Fall onto the left shoulder whilst playing football. Pain and tenderness over the sternoclavicular joint.
The patient presented after a fall onto the left shoulder whilst playing football. There was pain and tenderness over the the sternoclavicular joint.
Radiographs of the clavicle revealed a fracture of the medial aspect of the clavicle and the possibility that there was extension of the fracture into the sternoclavicular joint with possible dislocation (Fig. 1). Therefore a CT scan was performed.
The CT scan confirmed a comminuted fracture of the medial end of the clavicle with relative superior displacement of the lateral part of the clavicle (Fig. 2a). The sternoclavicular joint was intact (Fig. 2b). There was soft tissue swelling around the medial part of the left clavicle but there was no evidence of mediastinal or intra-thoracic injury (Fig. 2c).
Approximately 75-80% of clavicular fractures involve the middle third of the bone. Fractures of the medial third of the clavicle are the rarest, comprising 5% of all clavicular fractures, and are usually due to direct trauma.
Intra-articular fractures may be overlooked unless computed tomography is used. They can result in secondary osteoarthritis with persistent pain.
Fractures of the middle third, with or without sternoclavicular dislocation, can lead to vascular injury and this should raise clinical suspicion and lead to a low threshold for radiological investigation. Vascular laceration is an early complication of fracture of the clavicle and it can result in a relatively high morbidity and even mortality.
Fracture of the medial third of the clavicle
Based on the provided shoulder X-ray and CT images, a fracture in the medial segment of the left clavicle near the sternoclavicular joint is observed. The specific indicators include:
Taking into account the patient’s age (14 years), mechanism of injury (fall), clinical symptoms (local pain and tenderness around the sternoclavicular region), and imaging findings (clear fracture line in the medial segment with partial displacement), the most likely diagnosis is:
If further clarification on intra-articular involvement and evaluation of vascular and nerve placement is needed, more detailed CT or vascular imaging studies can be considered.
For medial clavicle fractures, treatment strategies depend on fracture stability, degree of displacement, and whether there is any involvement of vascular, nerve, or other critical structures. The following are general recommendations:
F (Frequency): Begin with 2-3 times per week and adjust according to pain and recovery status.
I (Intensity): Focus on small range-of-motion and low-load exercises during the early fracture phase.

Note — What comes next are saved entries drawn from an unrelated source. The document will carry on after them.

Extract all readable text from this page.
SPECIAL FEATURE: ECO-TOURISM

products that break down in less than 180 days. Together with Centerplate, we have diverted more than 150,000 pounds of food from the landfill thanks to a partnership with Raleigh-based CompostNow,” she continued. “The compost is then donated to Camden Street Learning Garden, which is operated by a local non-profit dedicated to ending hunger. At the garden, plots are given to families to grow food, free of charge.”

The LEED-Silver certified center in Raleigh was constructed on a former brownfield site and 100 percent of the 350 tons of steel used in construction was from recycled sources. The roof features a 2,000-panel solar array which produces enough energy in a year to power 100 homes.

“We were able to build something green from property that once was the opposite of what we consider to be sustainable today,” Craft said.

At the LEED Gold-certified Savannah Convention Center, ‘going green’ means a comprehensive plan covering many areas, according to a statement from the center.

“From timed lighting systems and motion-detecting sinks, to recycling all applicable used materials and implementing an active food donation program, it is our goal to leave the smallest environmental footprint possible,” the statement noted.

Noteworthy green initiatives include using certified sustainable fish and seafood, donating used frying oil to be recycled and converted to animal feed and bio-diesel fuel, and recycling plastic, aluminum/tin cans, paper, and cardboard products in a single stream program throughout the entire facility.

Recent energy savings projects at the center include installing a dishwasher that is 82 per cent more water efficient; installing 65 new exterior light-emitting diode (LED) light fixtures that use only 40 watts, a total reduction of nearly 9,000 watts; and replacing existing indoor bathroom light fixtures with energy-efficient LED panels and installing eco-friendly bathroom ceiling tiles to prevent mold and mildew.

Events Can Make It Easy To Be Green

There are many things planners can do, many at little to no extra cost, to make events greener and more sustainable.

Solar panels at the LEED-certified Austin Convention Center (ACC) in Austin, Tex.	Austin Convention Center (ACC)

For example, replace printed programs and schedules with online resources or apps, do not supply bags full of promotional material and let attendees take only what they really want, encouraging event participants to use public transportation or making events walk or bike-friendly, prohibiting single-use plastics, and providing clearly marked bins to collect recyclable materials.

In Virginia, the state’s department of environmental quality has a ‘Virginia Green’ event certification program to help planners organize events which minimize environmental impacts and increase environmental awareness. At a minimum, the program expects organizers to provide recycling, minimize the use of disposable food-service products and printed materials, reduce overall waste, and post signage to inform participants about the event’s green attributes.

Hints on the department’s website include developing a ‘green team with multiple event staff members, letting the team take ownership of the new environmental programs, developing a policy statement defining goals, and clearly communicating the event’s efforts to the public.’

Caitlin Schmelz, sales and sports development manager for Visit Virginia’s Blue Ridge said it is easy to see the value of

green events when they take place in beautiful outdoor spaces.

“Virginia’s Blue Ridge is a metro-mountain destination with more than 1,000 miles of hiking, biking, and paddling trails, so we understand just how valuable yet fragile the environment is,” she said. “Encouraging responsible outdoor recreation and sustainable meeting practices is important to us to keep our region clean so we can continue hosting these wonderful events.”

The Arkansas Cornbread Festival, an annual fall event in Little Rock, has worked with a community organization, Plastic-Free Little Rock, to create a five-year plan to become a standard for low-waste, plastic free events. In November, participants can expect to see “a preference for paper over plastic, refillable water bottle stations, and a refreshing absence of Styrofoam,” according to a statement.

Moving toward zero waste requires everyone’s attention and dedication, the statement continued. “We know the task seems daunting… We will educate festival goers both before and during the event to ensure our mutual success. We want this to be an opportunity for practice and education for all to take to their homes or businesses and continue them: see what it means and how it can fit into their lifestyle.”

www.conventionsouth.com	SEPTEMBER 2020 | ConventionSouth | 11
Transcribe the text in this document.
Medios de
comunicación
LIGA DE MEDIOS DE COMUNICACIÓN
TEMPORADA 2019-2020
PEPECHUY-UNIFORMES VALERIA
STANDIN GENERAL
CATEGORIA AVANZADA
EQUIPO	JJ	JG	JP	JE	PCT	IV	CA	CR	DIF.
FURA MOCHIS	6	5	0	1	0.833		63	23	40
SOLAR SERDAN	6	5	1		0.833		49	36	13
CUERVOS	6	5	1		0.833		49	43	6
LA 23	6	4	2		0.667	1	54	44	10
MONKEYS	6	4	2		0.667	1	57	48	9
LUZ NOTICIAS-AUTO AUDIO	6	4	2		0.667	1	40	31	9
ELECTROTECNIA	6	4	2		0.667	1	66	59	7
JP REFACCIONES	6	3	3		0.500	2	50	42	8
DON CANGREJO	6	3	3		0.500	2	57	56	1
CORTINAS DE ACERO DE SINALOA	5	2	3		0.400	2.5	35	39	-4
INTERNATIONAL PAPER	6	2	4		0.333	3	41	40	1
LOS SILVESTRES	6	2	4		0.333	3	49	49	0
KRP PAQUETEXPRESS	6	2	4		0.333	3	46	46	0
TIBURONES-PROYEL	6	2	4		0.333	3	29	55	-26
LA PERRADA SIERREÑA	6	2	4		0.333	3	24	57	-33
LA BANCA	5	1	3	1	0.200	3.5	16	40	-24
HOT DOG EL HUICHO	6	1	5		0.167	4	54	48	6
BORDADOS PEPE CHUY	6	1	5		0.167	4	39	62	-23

Gradually increase resistance in later stages.
T (Time): Start with 10-15 minutes per session, then increase to 20-30 minutes as tolerated.
T (Type): Begin with passive range-of-motion and pendulum exercises, progressing to active mobility, stretching, and light resistance training. A suggested phase-wise approach:
V (Volume) & P (Progression): Increase exercise complexity, duration, and load gradually as pain decreases and function improves.
During rehabilitation, closely monitor any changes in pain, swelling, or range of motion on the injured side. If significant swelling, severe pain, or loss of function occurs, seek prompt medical evaluation.
The above report is solely an interpretive analysis based on current imaging and available information. It does not replace a professional medical diagnosis or in-person evaluation. If you have further questions or if your condition changes, please visit a hospital and consult a qualified medical professional promptly.